Libres pensées...
Le narrateur retrace la vie de ses aïeux, des "petites gens" dont il est issu.
Chacun a son histoire, banale et pourtant singulière, et ce qui, soudain, lui donne des accents magiques, c'est l'écriture de Pierre Michon. Je pourrais sans doute vous raconter l'histoire de l'un ou de l'autre, de Dufourneau ou bien d'Elise, mais ce qui compte, ce qui fait tout le sel de ces vies minuscules, c'est cette langue d'une richesse extrême, aux tournures parfois désuètes, anciennes, cette langue qui semble nous venir d'un autre temps, que l'on lit pour le plaisir d'en goûter chaque mot.
Vies minuscules est un texte de grande, de belle littérature. Pas forcément un livre qui se lit dans le métro, entre deux rendez-vous, mais bien plutôt un livre auquel on consacre un temps préservé, pour ne pas, distrait, en manquer l'essence.

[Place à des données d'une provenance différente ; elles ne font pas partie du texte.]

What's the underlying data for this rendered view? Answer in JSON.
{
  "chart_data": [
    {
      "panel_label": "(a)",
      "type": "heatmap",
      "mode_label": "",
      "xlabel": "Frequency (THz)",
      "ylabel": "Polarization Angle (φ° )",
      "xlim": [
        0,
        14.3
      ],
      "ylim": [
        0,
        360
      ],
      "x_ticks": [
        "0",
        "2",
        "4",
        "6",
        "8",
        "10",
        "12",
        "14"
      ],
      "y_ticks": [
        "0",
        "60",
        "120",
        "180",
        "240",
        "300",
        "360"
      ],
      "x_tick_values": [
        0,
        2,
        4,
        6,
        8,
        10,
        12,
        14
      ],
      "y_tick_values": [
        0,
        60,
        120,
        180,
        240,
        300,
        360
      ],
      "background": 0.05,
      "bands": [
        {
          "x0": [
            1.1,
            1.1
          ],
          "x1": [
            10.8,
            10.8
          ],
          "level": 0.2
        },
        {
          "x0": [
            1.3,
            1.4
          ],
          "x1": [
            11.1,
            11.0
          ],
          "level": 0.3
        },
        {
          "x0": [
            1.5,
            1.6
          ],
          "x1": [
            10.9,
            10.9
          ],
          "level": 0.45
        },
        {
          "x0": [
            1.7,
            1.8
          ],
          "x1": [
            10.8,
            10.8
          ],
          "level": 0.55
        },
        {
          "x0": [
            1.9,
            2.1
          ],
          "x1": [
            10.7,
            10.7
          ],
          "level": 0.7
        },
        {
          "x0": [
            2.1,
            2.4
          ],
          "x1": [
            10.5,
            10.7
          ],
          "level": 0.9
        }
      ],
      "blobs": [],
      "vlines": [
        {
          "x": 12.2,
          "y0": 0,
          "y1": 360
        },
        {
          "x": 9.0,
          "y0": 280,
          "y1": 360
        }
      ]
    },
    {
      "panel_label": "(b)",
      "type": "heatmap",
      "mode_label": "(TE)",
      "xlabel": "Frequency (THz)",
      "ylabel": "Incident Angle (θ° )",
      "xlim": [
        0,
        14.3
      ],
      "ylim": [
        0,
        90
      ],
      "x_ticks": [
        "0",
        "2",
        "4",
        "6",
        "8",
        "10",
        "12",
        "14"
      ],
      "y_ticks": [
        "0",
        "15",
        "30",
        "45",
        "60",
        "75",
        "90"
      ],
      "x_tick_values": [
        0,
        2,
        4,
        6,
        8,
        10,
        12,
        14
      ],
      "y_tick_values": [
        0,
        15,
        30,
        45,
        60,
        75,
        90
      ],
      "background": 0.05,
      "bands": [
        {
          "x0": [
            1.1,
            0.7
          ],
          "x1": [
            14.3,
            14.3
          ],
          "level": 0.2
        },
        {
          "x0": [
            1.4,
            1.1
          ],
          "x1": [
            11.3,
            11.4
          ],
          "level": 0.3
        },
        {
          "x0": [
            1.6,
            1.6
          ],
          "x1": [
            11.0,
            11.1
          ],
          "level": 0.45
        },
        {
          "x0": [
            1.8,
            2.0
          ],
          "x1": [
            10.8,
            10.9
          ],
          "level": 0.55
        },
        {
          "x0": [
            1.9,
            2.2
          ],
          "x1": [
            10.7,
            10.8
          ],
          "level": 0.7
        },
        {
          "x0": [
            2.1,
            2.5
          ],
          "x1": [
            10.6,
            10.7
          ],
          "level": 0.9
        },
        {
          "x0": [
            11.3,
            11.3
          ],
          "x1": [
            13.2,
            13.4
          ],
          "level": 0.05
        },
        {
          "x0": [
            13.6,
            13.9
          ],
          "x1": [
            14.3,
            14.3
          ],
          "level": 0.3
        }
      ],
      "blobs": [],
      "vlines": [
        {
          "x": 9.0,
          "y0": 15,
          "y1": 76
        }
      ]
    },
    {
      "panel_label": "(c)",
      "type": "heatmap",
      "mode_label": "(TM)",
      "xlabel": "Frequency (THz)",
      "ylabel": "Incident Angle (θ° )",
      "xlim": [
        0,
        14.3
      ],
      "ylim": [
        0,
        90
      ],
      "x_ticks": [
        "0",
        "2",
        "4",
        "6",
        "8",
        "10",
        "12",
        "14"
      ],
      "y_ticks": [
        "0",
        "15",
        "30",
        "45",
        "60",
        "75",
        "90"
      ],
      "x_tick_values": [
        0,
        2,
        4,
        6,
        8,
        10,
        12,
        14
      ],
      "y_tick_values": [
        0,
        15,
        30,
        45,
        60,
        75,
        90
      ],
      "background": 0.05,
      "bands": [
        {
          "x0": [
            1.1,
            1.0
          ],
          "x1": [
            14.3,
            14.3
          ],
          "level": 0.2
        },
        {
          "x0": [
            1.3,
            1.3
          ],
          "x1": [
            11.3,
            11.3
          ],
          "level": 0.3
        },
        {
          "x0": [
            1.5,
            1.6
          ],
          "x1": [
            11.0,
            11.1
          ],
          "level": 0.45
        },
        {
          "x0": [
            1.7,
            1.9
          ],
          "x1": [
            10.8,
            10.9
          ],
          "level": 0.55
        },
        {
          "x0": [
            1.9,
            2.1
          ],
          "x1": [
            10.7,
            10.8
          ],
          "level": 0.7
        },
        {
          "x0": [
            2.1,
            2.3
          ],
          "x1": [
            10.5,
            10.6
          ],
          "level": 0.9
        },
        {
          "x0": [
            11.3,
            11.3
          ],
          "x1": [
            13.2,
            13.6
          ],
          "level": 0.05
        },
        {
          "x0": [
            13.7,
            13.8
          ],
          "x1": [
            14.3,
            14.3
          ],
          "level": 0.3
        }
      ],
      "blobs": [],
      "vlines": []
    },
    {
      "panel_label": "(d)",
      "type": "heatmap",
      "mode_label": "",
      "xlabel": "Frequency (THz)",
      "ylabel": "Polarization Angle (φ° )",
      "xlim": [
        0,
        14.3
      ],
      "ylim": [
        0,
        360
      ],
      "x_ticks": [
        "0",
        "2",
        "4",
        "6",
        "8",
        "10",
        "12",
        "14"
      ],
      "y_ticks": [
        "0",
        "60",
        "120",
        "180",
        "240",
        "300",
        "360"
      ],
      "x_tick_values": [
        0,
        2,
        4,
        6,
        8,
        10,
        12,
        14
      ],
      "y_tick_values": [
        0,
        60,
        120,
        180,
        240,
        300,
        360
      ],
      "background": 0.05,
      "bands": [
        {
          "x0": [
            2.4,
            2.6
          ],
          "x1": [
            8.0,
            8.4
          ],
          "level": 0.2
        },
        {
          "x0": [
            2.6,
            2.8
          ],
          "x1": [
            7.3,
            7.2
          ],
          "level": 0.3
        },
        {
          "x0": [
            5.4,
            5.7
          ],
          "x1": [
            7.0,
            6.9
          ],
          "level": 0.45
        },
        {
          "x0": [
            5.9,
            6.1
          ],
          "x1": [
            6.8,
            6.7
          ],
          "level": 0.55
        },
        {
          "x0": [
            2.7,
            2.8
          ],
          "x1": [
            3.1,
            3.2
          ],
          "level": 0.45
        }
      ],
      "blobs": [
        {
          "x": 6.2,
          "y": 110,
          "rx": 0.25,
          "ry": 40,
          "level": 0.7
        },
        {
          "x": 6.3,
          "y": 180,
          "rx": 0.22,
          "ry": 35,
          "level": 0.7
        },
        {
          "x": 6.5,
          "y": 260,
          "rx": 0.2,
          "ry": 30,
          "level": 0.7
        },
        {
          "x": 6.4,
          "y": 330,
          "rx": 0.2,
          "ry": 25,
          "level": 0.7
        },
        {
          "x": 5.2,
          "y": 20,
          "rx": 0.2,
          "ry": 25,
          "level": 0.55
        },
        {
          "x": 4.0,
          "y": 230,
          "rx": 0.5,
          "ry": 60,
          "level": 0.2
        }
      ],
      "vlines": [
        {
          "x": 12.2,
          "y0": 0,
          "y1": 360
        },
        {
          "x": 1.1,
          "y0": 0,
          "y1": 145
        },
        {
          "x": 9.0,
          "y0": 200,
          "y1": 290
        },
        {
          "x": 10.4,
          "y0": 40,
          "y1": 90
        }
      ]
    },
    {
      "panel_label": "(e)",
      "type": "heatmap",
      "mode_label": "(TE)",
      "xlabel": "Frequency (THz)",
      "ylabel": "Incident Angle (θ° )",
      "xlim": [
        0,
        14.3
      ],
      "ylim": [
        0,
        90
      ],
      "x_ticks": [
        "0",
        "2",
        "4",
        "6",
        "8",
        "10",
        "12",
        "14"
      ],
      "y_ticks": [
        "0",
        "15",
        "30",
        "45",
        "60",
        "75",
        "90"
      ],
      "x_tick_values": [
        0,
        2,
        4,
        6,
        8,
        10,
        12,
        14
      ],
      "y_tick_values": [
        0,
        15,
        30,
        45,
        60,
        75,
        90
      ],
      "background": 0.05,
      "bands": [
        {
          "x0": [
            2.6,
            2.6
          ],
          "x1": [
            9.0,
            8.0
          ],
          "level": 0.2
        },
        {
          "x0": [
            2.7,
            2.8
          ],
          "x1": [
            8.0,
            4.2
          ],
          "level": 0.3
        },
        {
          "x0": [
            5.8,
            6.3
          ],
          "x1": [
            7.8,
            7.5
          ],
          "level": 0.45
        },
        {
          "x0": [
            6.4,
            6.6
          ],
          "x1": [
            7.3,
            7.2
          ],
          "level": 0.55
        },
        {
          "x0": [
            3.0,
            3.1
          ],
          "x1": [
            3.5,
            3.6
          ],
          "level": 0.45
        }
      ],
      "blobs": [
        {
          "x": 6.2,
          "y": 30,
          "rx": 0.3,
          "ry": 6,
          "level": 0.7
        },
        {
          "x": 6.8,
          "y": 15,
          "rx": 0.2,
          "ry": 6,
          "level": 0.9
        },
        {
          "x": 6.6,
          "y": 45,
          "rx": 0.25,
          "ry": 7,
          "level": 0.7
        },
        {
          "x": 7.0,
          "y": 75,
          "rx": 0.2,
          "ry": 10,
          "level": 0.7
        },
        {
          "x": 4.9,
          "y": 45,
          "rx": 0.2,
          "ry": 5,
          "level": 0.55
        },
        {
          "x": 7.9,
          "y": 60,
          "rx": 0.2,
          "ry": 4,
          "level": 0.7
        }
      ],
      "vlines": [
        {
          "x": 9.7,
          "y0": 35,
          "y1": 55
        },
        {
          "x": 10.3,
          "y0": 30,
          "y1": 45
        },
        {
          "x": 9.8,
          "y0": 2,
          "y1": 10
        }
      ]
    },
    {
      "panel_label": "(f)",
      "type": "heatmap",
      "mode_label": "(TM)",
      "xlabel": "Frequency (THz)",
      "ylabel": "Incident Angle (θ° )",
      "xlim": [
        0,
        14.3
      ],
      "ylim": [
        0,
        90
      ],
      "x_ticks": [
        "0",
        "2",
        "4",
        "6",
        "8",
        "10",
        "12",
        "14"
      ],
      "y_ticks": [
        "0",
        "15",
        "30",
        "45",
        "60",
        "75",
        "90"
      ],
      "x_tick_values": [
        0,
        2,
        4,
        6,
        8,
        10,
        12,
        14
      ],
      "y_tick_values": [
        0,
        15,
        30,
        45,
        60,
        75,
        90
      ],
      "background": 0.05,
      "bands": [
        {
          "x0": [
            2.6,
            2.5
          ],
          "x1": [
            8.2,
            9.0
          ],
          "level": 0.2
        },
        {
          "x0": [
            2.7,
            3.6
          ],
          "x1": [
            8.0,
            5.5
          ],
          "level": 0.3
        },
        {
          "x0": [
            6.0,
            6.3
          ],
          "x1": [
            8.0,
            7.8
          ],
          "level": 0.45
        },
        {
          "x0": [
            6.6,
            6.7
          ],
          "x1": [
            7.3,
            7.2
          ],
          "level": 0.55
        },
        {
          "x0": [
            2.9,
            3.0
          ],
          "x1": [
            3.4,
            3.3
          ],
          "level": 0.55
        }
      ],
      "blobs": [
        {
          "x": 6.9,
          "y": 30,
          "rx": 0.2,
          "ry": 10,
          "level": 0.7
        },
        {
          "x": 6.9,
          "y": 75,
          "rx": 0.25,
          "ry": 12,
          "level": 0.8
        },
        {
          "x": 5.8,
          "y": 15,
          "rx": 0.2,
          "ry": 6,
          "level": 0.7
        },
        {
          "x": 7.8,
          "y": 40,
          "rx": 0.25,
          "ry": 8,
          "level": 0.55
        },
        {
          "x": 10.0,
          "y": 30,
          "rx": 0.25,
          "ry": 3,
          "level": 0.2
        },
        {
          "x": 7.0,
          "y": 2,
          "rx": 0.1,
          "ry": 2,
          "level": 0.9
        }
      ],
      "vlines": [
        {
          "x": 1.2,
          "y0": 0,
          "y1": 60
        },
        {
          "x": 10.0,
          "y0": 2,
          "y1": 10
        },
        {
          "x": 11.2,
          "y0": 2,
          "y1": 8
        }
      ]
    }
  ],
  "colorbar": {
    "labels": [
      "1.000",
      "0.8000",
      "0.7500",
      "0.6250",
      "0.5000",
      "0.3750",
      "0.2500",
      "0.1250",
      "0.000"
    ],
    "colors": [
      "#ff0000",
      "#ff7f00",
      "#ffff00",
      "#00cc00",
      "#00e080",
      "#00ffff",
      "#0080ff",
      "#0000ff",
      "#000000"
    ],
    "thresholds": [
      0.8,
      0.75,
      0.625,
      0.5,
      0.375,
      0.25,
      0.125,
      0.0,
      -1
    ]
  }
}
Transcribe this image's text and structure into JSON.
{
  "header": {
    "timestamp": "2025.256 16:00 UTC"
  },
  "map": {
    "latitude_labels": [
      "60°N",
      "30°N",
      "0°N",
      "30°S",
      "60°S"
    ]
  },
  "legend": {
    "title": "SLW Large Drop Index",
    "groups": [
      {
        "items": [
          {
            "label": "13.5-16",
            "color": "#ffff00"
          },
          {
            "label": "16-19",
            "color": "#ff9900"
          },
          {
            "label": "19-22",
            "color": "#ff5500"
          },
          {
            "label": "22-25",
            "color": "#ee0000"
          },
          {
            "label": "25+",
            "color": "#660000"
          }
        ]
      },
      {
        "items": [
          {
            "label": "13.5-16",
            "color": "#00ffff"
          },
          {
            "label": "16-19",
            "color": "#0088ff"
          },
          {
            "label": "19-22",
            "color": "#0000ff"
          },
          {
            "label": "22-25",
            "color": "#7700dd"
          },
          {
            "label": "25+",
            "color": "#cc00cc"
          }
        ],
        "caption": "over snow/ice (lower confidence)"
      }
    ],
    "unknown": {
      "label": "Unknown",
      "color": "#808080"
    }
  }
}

Il y a aujourd'hui, je pense, bien des auteurs chez lesquels on peut deviner l'influence de Pierre Michon, au premier rang desquels, bien sûr, Marie-Hélène Lafon, qui a elle aussi écrit sur la vie paysanne, ou également Anne-Marie Garat ou même, d'une certaine manière, Jean-Baptiste Del Amo. Des auteurs qui s'inscrivent dans une lignée particulière, celle des belles lettres, d'une écriture exigente, alors que le sujet choisi est "simple" dans la hiérarchie sociale, comme le dit Michon, et c'est un aspect qui me frappe, le fait que l'écriture la plus délicate, la plus travaillée, raconte la vie des humbles, de ceux qui longtemps ont été exclus de la littérature, qui ne leur était pas destinée.
Je suis donc ravie d'avoir comblé cette lacune, et entend bien poursuivre dans ma lancée en lisant d'autres oeuvres de Pierre Michon, tout en gardant en tête qu'il vaut mieux, donc, se réserver un moment de calme pour bien lire l'auteur, qui s'apprécie mal autrement.
Pour vous si...
- Vous êtes amateur de belles lettres ;
- Vous n'êtes pas du genre lecteur pressé.
Morceaux choisis
"L'enfant écoute, répète craintivement d'abord, puis avec complaisance. Il ne sait pas encore qu'à ceux de sa classe ou de son espèce, nés plus près de la terre et plus prompts à y basculer derechef, la Belle Langue ne donne pas la grandeur, mais la nostalgie et le désir de la grandeur. Il cesse d'appartenir à l'instnat, le sel des heures se dilue, et dans l'agonie du passé qui toujours commence, l'avenir se lève et aussitôt se met à courir."
"Elle savait que, comme tous ceux qu'on n'appelle "parvenus" que parce qu'ils ne parviennent pas davantage à faire oublier leurs origines à autrui qu'à eux-mêmes, et qui sont des pauvres exilés chez les riches sans espoir de retour, Dufourneau avait sans doute été d'autant plus impitoyable envers les humbles qu'il se défendait de reconnaître en eux l'image de ce qu'il n'avait jamais cessé d'être."